Personal information
- Born: 8 October 1987 (age 38) Cirebon, Indonesia

Chess career
- Country: Indonesia
- Title: Grandmaster (2004)
- FIDE rating: 2486 (July 2026)
- Peak rating: 2569 (October 2007)

= Susanto Megaranto =

Indonesian chess grandmaster (born 1987)

Susanto Megaranto (born 8 October 1987) is an Indonesian chess player.
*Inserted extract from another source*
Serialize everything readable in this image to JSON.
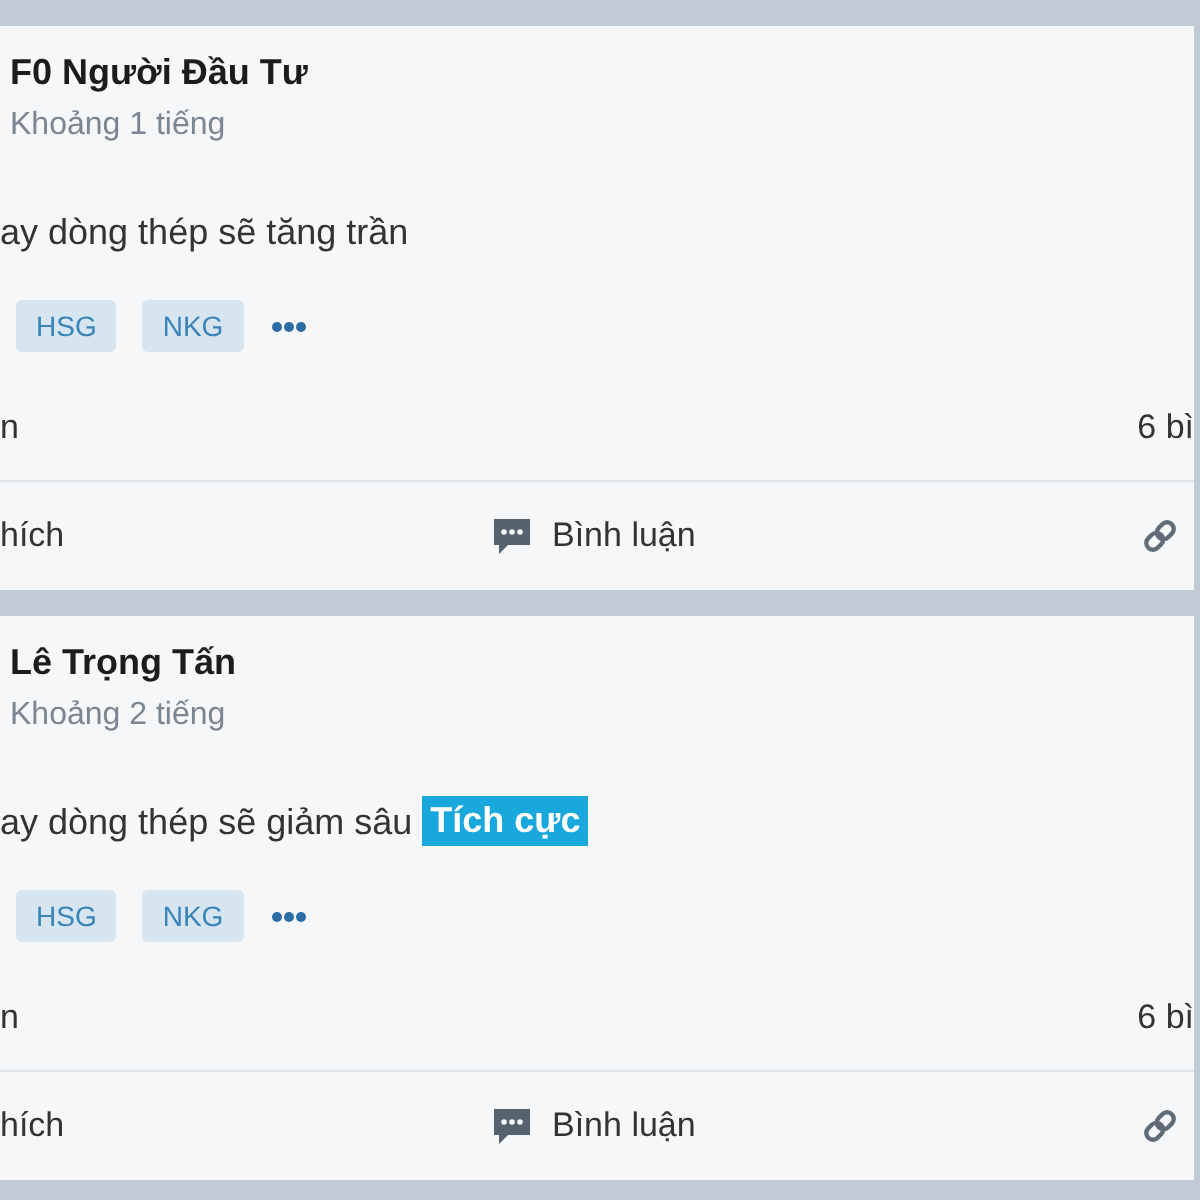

In 2004, he became the youngest Indonesian ever to qualify for the title Grandmaster at 17, beating out Utut Adianto's record by four years. He won the Indonesian Chess Championship four times in a row from 2006 to 2010. He graduated from Gunadarma University.

==Career==
In 2004 he tied for 2nd-3rd with Eugenio Torre in the SEA Games in Vietnam. In the same year he tied for first with Mark Paragua in the Singapore Masters Open and won the event on tie-break. In 2007 he tied for 3rd-8th with Abhijit Kunte, Zhao Jun, Wen Yang, Darwin Laylo and Zhou Jianchao in the Asian Chess Championship. In 2008, he tied for 3rd-7th with Marat Dzhumaev, Darwin Laylo, Dražen Sermek and Ashot Nadanian in the 5th Dato' Arthur Tan Malaysia Open Championship in Kuala Lumpur and tied for 3rd-6th with Nguyen Anh Dung, Irwanto Sadikin and Magesh Chandran Panchanathan in the Kuala Lumpur Open.
He took part in the Chess World Cup 2011, where he was eliminated in the first round by Lê Quang Liêm.
In 2015, he won the first Asian University Chess Championship, which was held in Beijing.